States could also move to eliminate other Medicaid benefits, such as nonemergency medical transportation and a comprehensive series of preventive, diagnostic and treatment services that are a pillar of the program — known as the Early and Periodic Screening, Diagnostic and Treatment (EPSDT) benefit — for 19- and 20-year-olds.
The federal government will exercise less oversight over the private health insurance companies that states hire to run their programs, giving states more power to set rules on provider participation and payments.
About two-thirds of Medicaid participants are enrolled in a private managed-care firm, and the proposal would reduce federal oversight of how these companies operate. States would be able to choose if they want to follow federal rules seeking to make sure that health plans provide reasonable access to a sufficient number of in-network doctors and hospitals, said MaryBeth Musumeci, associate director for the Kaiser Family Foundation Program on Medicaid and the Uninsured. In addition, the federal government would not have to approve payment rates to the plans before they take effect, she said. (Kaiser Health News is an editorially independent program of the foundation.)
A few states have operated under Medicaid spending caps before, including Rhode Island, but the amounts were set so high a state was never in any danger of hitting the limit, Musumeci said.
The CMS guidance did not estimate how much the new financing system could save the federal budget.
All states could technically apply for a block grant, but most are unlikely.
Only a few states would be expected at least initially to apply for the block grant and those would almost certainly be some of the 14 states that have not expanded Medicaid, said Matt Salo, executive director of the National Association of Medicaid Directors.
However, many states would be concerned about loss of funding or not having enough federal dollars when demand for services or enrollment rose.
“States will be asking: Is the added flexibility worth the risk or the downside of a different funding arrangement?” Salo said.
Still, he added, for some states that have not expanded eligibility, “this is a call to get them to the finish line.”
Other state proposals to pursue capped Medicaid financing — notably Tennessee’s, which is pending with the Department of Health and Human Services — are much different from what the new Trump approach telegraphs. That said, some Republican-led expansion states are also likely to find it appealing.
“Waivers will never be long-term substitutes for congressional action. But this does represent a significant opportunity to test new ideas to see what works and especially to better understand how much risk states are willing to accept in exchange for greater control,” said Dennis Smith, who ran Medicaid during the George W. Bush administration and is now a senior adviser for Medicaid and health reform for Arkansas Gov. Asa Hutchinson. “If one expects a harvest, a person first has to plant the seed.”

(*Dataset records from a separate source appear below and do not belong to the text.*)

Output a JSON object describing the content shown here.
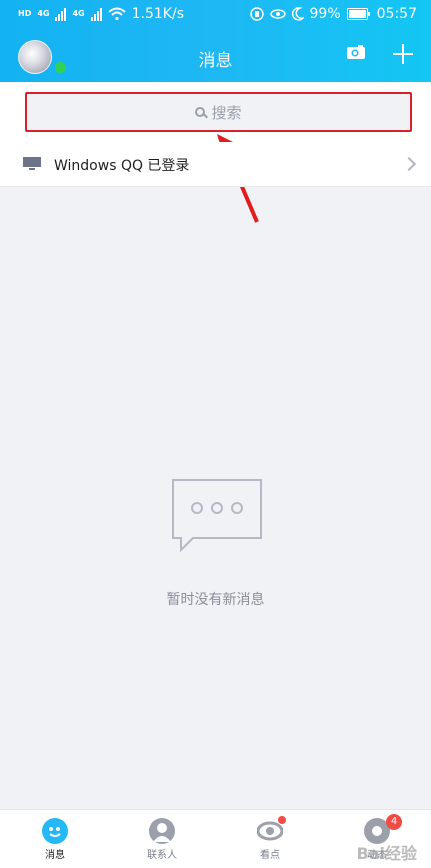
{
  "status_bar": {
    "net_left_1": "HD",
    "net_left_2": "HD",
    "sig_label_1": "4G",
    "sig_label_2": "4G",
    "speed": "1.51K/s",
    "battery": "99%",
    "time": "05:57"
  },
  "header": {
    "title": "消息"
  },
  "search": {
    "placeholder": "搜索"
  },
  "pc_login": {
    "label": "Windows QQ 已登录"
  },
  "empty_state": {
    "text": "暂时没有新消息"
  },
  "tabs": [
    {
      "label": "消息",
      "icon": "message-icon"
    },
    {
      "label": "联系人",
      "icon": "contacts-icon"
    },
    {
      "label": "看点",
      "icon": "watch-icon"
    },
    {
      "label": "动态",
      "icon": "moments-icon",
      "badge": "4"
    }
  ],
  "watermark": "Bai经验",
  "colors": {
    "header": "#1db5f3",
    "search_highlight": "#d9202b",
    "online": "#30d158"
  }
}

The impact won’t be felt anytime soon.
The federal government generally moves at a glacial pace in approving new state projects, particularly for ones that set new precedent or are controversial. Given that, it’s unlikely any state would get a waiver before 2021 — when there could be a change in federal administrations.
Plus, there is all but certain to be litigation that could thwart the entire effort.
“The document issued today by CMS appears to rewrite bedrock provisions of Medicaid, an activity which is beyond the scope of CMS’ power. Only Congress is tasked with making these changes,” said Jane Perkins, legal director of the National Health Law Program, a legal aid group that has sued over the Trump administration’s approval of work requirements for many Medicaid enrollees in five states. It is evaluating litigation options on the block grants.